An Open Discussion on CsocD 2020 - "Affordable housing and social protection systems for all to address homelessness"
Tuesday June 4, Brian Wilson - The Working Group to End Homelessness hosted an open discussion on “Affordable housing and social protection systems for all to address homelessness.” The meeting began with an opening presentation from Memo Campuzano. He began by sharing a story called the Tree of Love. The story is about a group of homeless people who had no place for privacy and therefore had no place to be intimate with their partners. The tree was the only place for these people to feel like they had a private place. It was a powerful way to begin this meeting since stories such as the Tree of Love reminds all who are present the importance for advocating for the homeless. After Memo’s presentation, moderator Jean Quinn opened the discussion to the panelists. The panel members included; Daniela Bas from United Nations Department of Economic and Social Affairs (UNDESA), Iris Bailey, Sr. Winifred Doherty of the Global Coalition for Social Protection Floors, Craig Mokhiber of the Office of the High Commissioner for Human Rights New York, and Dame Louise Casey who is the chair of IGH.
Perhaps the most memorable and moving moment of the morning came from Iris Bailey who recalled her life as a homeless woman.

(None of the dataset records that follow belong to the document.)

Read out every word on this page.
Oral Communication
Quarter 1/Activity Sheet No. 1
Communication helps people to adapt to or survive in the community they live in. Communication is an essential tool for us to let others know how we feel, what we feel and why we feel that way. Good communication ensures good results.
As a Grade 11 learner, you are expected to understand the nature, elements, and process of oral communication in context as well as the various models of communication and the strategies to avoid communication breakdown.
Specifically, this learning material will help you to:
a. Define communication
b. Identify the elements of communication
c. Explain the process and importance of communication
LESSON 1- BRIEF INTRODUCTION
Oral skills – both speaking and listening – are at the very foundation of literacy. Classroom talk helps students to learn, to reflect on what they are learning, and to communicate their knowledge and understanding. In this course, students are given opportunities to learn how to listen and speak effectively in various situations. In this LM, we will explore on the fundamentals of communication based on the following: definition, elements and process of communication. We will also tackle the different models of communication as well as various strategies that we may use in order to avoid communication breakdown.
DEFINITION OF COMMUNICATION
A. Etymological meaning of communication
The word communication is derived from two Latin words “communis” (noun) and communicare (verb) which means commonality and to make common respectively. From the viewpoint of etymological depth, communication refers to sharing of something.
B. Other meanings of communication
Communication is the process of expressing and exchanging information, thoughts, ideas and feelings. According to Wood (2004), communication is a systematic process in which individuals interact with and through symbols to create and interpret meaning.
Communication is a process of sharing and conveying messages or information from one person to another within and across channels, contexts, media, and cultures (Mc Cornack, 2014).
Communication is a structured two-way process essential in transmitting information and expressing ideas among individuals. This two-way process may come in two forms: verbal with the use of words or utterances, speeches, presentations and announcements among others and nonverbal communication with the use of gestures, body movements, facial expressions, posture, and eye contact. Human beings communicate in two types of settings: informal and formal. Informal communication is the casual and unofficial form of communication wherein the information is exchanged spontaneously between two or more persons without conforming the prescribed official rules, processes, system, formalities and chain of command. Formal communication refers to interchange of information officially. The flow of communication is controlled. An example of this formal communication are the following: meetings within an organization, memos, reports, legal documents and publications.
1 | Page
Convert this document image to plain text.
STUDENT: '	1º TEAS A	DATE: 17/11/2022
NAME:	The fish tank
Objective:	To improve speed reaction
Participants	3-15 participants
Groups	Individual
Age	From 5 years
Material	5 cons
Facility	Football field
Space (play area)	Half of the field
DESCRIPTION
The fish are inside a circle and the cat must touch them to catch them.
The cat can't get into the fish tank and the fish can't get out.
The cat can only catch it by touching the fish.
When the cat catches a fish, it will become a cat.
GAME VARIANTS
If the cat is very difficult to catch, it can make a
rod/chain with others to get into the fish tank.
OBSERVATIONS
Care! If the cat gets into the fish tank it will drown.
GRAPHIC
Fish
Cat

Throughout her experience as a homeless woman she witnessed and felt the effects of homelessness first hand. Ms. Bailey was placed in mental health institutions as well as temporary shelters. She remembers the fear and feeling of uncertainty in this period of her life. She recommended that the government “Stop building shelters and start building affordable housing.” She also called for the end of discrimination of homeless people. Ms. Bailey’s brave remarks moved everyone in the room and her final message to all of us was that “You have to live it to know it.”

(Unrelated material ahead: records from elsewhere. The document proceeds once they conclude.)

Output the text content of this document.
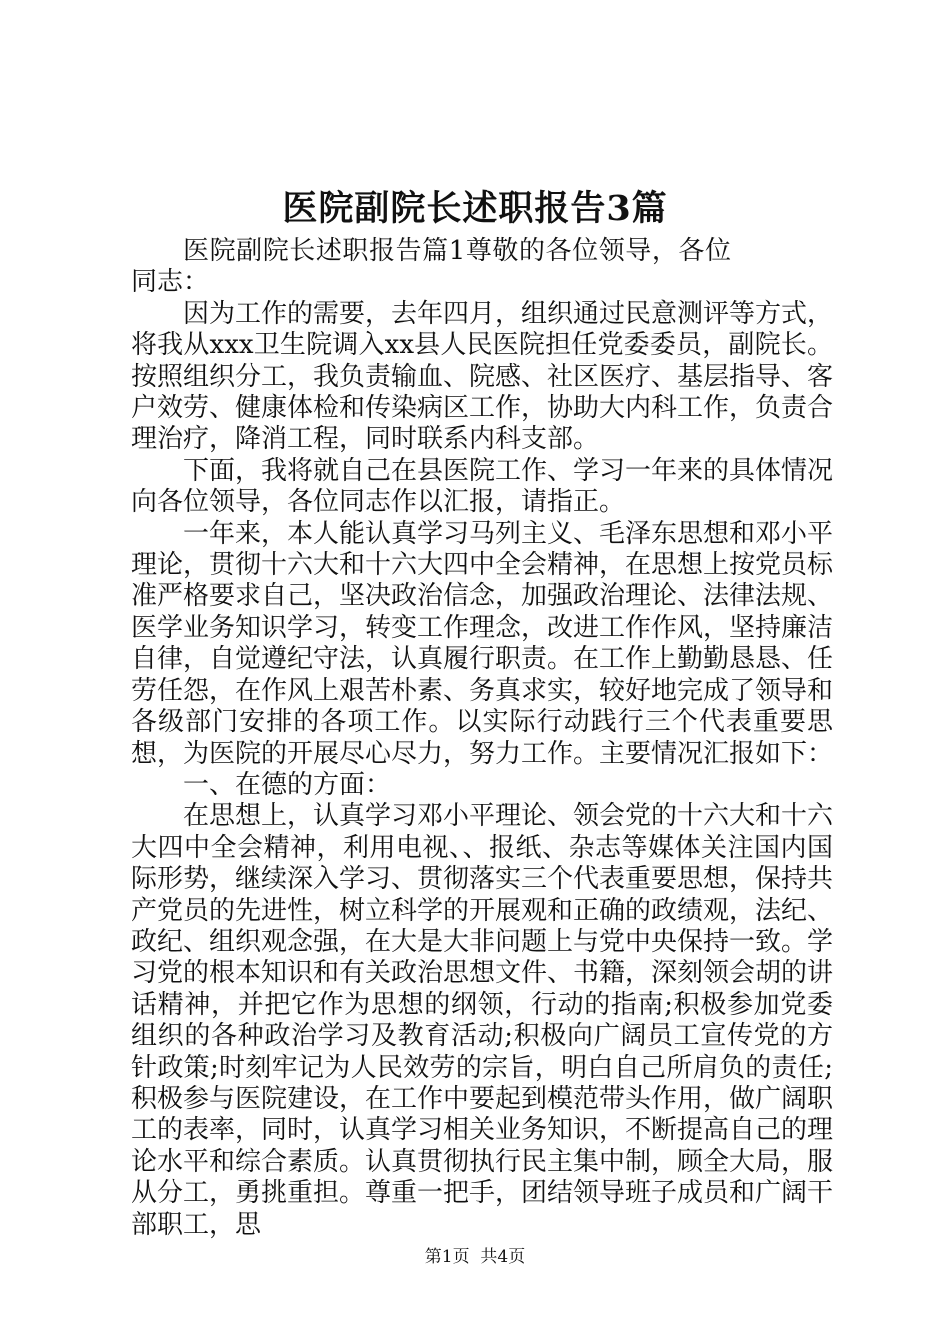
医院副院长述职报告3篇

医院副院长述职报告篇1尊敬的各位领导，各位同志：

因为工作的需要，去年四月，组织通过民意测评等方式，将我从xxx卫生院调入xx县人民医院担任党委委员，副院长。按照组织分工，我负责输血、院感、社区医疗、基层指导、客户效劳、健康体检和传染病区工作，协助大内科工作，负责合理治疗，降消工程，同时联系内科支部。

下面，我将就自己在县医院工作、学习一年来的具体情况向各位领导，各位同志作以汇报，请指正。

一年来，本人能认真学习马列主义、毛泽东思想和邓小平理论，贯彻十六大和十六大四中全会精神，在思想上按党员标准严格要求自己，坚决政治信念，加强政治理论、法律法规、医学业务知识学习，转变工作理念，改进工作作风，坚持廉洁自律，自觉遵纪守法，认真履行职责。在工作上勤勤恳恳、任劳任怨，在作风上艰苦朴素、务真求实，较好地完成了领导和各级部门安排的各项工作。以实际行动践行三个代表重要思想，为医院的开展尽心尽力，努力工作。主要情况汇报如下：

一、在德的方面：

在思想上，认真学习邓小平理论、领会党的十六大和十六大四中全会精神，利用电视、、报纸、杂志等媒体关注国内国际形势，继续深入学习、贯彻落实三个代表重要思想，保持共产党员的先进性，树立科学的开展观和正确的政绩观，法纪、政纪、组织观念强，在大是大非问题上与党中央保持一致。学习党的根本知识和有关政治思想文件、书籍，深刻领会胡的讲话精神，并把它作为思想的纲领，行动的指南;积极参加党委组织的各种政治学习及教育活动;积极向广阔员工宣传党的方针政策;时刻牢记为人民效劳的宗旨，明白自己所肩负的责任;积极参与医院建设，在工作中要起到模范带头作用，做广阔职工的表率，同时，认真学习相关业务知识，不断提高自己的理论水平和综合素质。认真贯彻执行民主集中制，顾全大局，服从分工，勇挑重担。尊重一把手，团结领导班子成员和广阔干部职工，思

第1页 共4页
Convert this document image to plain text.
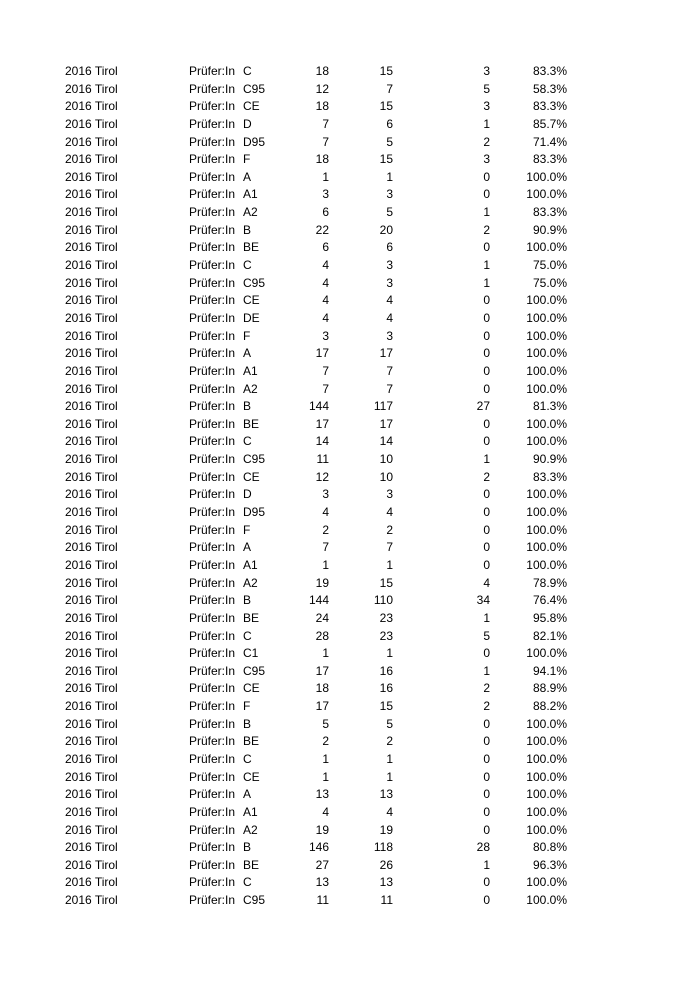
2016 Tirol	Prüfer:In C	18	15	3	83.3%
2016 Tirol	Prüfer:In C95	12	7	5	58.3%
2016 Tirol	Prüfer:In CE	18	15	3	83.3%
2016 Tirol	Prüfer:In D	7	6	1	85.7%
2016 Tirol	Prüfer:In D95	7	5	2	71.4%
2016 Tirol	Prüfer:In F	18	15	3	83.3%
2016 Tirol	Prüfer:In A	1	1	0	100.0%
2016 Tirol	Prüfer:In A1	3	3	0	100.0%
2016 Tirol	Prüfer:In A2	6	5	1	83.3%
2016 Tirol	Prüfer:In B	22	20	2	90.9%
2016 Tirol	Prüfer:In BE	6	6	0	100.0%
2016 Tirol	Prüfer:In C	4	3	1	75.0%
2016 Tirol	Prüfer:In C95	4	3	1	75.0%
2016 Tirol	Prüfer:In CE	4	4	0	100.0%
2016 Tirol	Prüfer:In DE	4	4	0	100.0%
2016 Tirol	Prüfer:In F	3	3	0	100.0%
2016 Tirol	Prüfer:In A	17	17	0	100.0%
2016 Tirol	Prüfer:In A1	7	7	0	100.0%
2016 Tirol	Prüfer:In A2	7	7	0	100.0%
2016 Tirol	Prüfer:In B	144	117	27	81.3%
2016 Tirol	Prüfer:In BE	17	17	0	100.0%
2016 Tirol	Prüfer:In C	14	14	0	100.0%
2016 Tirol	Prüfer:In C95	11	10	1	90.9%
2016 Tirol	Prüfer:In CE	12	10	2	83.3%
2016 Tirol	Prüfer:In D	3	3	0	100.0%
2016 Tirol	Prüfer:In D95	4	4	0	100.0%
2016 Tirol	Prüfer:In F	2	2	0	100.0%
2016 Tirol	Prüfer:In A	7	7	0	100.0%
2016 Tirol	Prüfer:In A1	1	1	0	100.0%
2016 Tirol	Prüfer:In A2	19	15	4	78.9%
2016 Tirol	Prüfer:In B	144	110	34	76.4%
2016 Tirol	Prüfer:In BE	24	23	1	95.8%
2016 Tirol	Prüfer:In C	28	23	5	82.1%
2016 Tirol	Prüfer:In C1	1	1	0	100.0%
2016 Tirol	Prüfer:In C95	17	16	1	94.1%
2016 Tirol	Prüfer:In CE	18	16	2	88.9%
2016 Tirol	Prüfer:In F	17	15	2	88.2%
2016 Tirol	Prüfer:In B	5	5	0	100.0%
2016 Tirol	Prüfer:In BE	2	2	0	100.0%
2016 Tirol	Prüfer:In C	1	1	0	100.0%
2016 Tirol	Prüfer:In CE	1	1	0	100.0%
2016 Tirol	Prüfer:In A	13	13	0	100.0%
2016 Tirol	Prüfer:In A1	4	4	0	100.0%
2016 Tirol	Prüfer:In A2	19	19	0	100.0%
2016 Tirol	Prüfer:In B	146	118	28	80.8%
2016 Tirol	Prüfer:In BE	27	26	1	96.3%
2016 Tirol	Prüfer:In C	13	13	0	100.0%
2016 Tirol	Prüfer:In C95	11	11	0	100.0%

Everyone in the room agreed that homelessness is a violation of human rights. Daniela Bas was the first to speak on this point. She said, “To have a home is a human right.” She also spoke energetically of the need to develop policies to enforce such human rights as well as stopping the violations before they can happen. Craig Mokhiber called homelessness a breach of human rights. He said that homelessness is a complex issue and it can be the catalyst to many other human rights violations, which is why Mr. Mokhiber called homelessness an “octopus” because of the way it can be connected to so many other issues. Sr. Winifred Doherty echoed Mr. Mokhiber’s view and spoke about its effects on women and children. Homelessness can leads to lack of education and malnutrition for children.
Many of the speakers offered recommendations that could be done. As Ms. Bailey said the government should “Stop building shelters and start building affordable housing.” This was reflected by Dame Louise Casey’s remark that “You can not always ‘house’ your way out of homelessness.” She also called for nations to begin collecting data and statistics so that there can be action. Similarly, Mr. Mokhiber said people often forget that homelessness is a human rights violation because there is no data or statistics to support it. Another recommendation was made from Daniela Bas who said that focusing on peace and security efforts is crucial since conflicts are a large factor of homelessness around the world.
The major theme from this meeting was the call for a common definition, description or language on homelessness at United Nations. This is an urgent issue with the future of the Working Group to End Homelessness but also for the future of homelessness globally. The obstacle the WGEH is facing is creating language that is inclusive and non-controversial so that it does not ostracize any member states or NGOs. At the meeting, there were people who spoke on behalf of the need for common language as well as those who cautioned against it. During the opening presentation Memo proposed using the language established by a group of experts on the issue in Nairobi, Kenya recently,
"Homelessness is a condition where a person or household lacks habitable space with security of tenure, rights and ability to enjoy social relations, including safety. Homelessness is a manifestation of extreme poverty and a failure of multiple systems and human rights”
Dame Louise shared that it is time for a common description as soon as possible. She warned the group against waiting around another decade for a description or definition. Others in the room, such as a representative from the Mission of Austria as well as Daniela Bas, recommended against establishing a description or definition like the one proposed by Memo.
Overall, this meeting was a great opportunity for the WGEH to meet and come together before July’s high level political forum at the United Nations.